Política e representatividade

Por Jaime Freitas

O processo eleitoral, em nossa nação, é tão envolvente quanto uma partida de futebol, com a diferença que, no futebol, a cada semestre há um novo campeonato a ser disputado. Na política, não. O processo se dá no mínimo a cada dois anos, porém as discussões ideológicas não se limitam aos pleitos nos dias 3 de outubro e 15 de novembro dos anos eleitorais, persistem continuamente ao pós-eleitoral.

Vejamos, como exemplo, aqui no Rio Grande do Sul, após a vitória da Frente Popular sobre o somatório de 11 partidos que utilizava o slogan “Rio Grande Vencedor” – representantes do “continuísmo” ou do modelo neoliberal e globalizante.

O povo, em geral, discute os novos caminhos adotados por um representante de princípios socializantes e populares. Estas discussões não se dão apenas nas propostas, vão mais além, alcançam a posição ideológica de cada um.

Os enfrentamentos, muitas vezes, são diários, incentivados por uma mídia (dominante) competente em criar “casos” e “conflitos”. Nas empresas, nos cafés, na nossa querida Rua da Praia, nos Shoppings, nos estádios, em nossas casas. Cada um defende a sua posição com um ardor apaixonado, e todos “armados” com fortes argumentos, capazes de provocar a dúvida um no outro.

Faz parte da nossa história a dualidade política (como também no futebol). Maragatos x Chimangos, Pica-paus x Maragatos, Assisistas x Borgistas. Temos muitos exemplos.

A alma gaúcha é e sempre será forte na busca da superação. Somos produto de uma nação que tentou nos manter à margem da nacionalidade, mas mostramos a nossa força no “Ideal Farroupilha”, e até hoje vistos como os gauleses da histórias do Asterix, enfrentando os Romanos; e vencendo.

A nossa “rebeldia” é para mostrar ao país que aqui, independente da posição ideológica, temos personalidade, e sobre política e politiqueiros, conhecemos bem.

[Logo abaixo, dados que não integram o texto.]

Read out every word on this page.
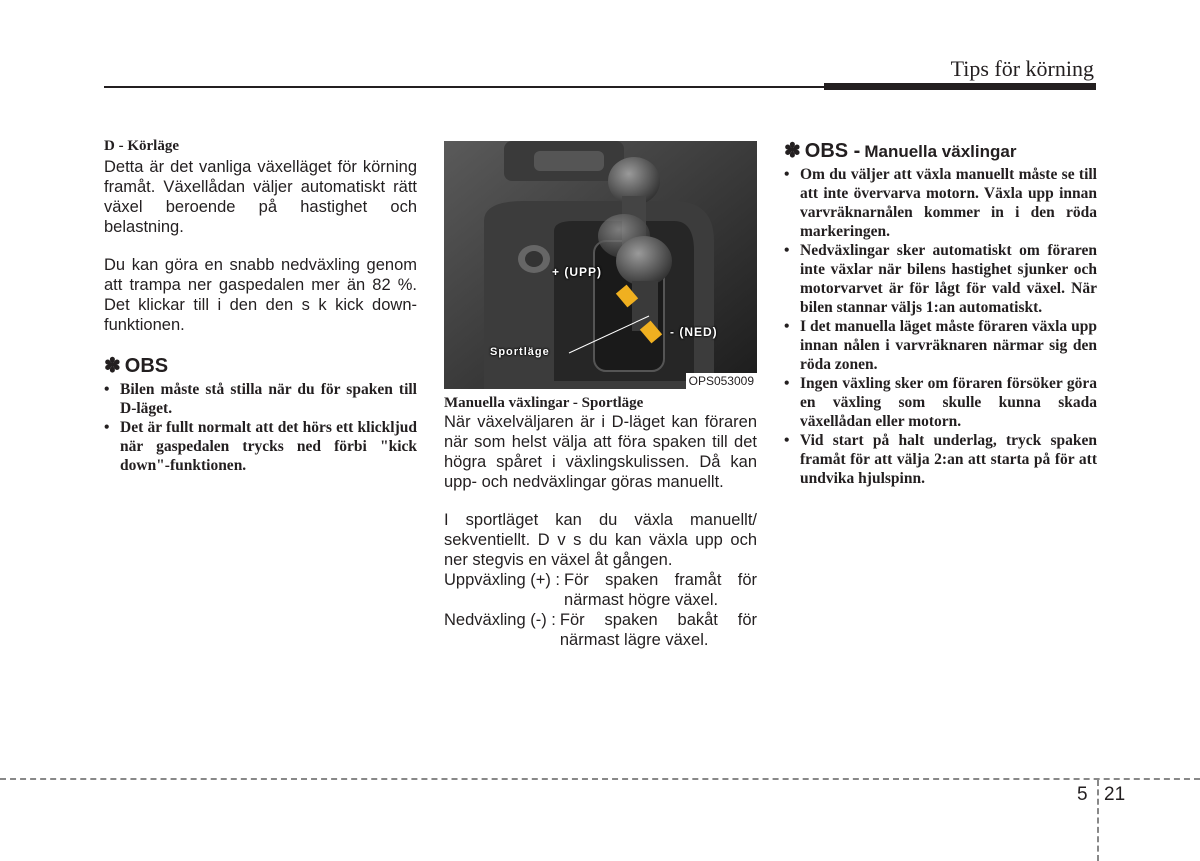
Tips för körning
D - Körläge

Detta är det vanliga växelläget för körning framåt. Växellådan väljer automatiskt rätt växel beroende på hastighet och belastning.

Du kan göra en snabb nedväxling genom att trampa ner gaspedalen mer än 82 %. Det klickar till i den den s k kick down-funktionen.

✽ OBS
• Bilen måste stå stilla när du för spaken till D-läget.
• Det är fullt normalt att det hörs ett klickljud när gaspedalen trycks ned förbi "kick down"-funktionen.
+ (UPP)
- (NED)
Sportläge
OPS053009
Manuella växlingar - Sportläge

När växelväljaren är i D-läget kan föraren när som helst välja att föra spaken till det högra spåret i växlingskulissen. Då kan upp- och nedväxlingar göras manuellt.

I sportläget kan du växla manuellt/ sekventiellt. D v s du kan växla upp och ner stegvis en växel åt gången.

Uppväxling (+) : För spaken framåt för närmast högre växel.
Nedväxling (-) : För spaken bakåt för närmast lägre växel.
✽ OBS - Manuella växlingar
• Om du väljer att växla manuellt måste se till att inte övervarva motorn. Växla upp innan varvräknarnålen kommer in i den röda markeringen.
• Nedväxlingar sker automatiskt om föraren inte växlar när bilens hastighet sjunker och motorvarvet är för lågt för vald växel. När bilen stannar väljs 1:an automatiskt.
• I det manuella läget måste föraren växla upp innan nålen i varvräknaren närmar sig den röda zonen.
• Ingen växling sker om föraren försöker göra en växling som skulle kunna skada växellådan eller motorn.
• Vid start på halt underlag, tryck spaken framåt för att välja 2:an att starta på för att undvika hjulspinn.
5 21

Formamos um Estado politizado, com capacidade de discordar do rumo adotado por qualquer governante, sejam eles de partidos tanto de esquerda quanto de direita. Acima de tudo, desejamos que quem esteja no poder nos represente efetivamente. Não damos votos a esmo. Brigamos por ele entre uma eleição e outra, na busca de uma sociedade mais igualitária, justa e próspera.

A riqueza de um país, de uma nação, de um Estado é o seu povo, portanto deve ser respeitado e valorizado; sempre!

Procuramos, através dos pleito eleitorais, a nossa representação. Os nossos sonhos e os nossos valores são confiados aos políticos, através da “procuração” que é o voto. Nada mais justo que sejamos os “fiscais” dos mesmos. É nosso dever e responsabilidade ficar atento aos caminhos adotados por nossos “representantes-governantes”, para depois não amargarmos nossos destinos.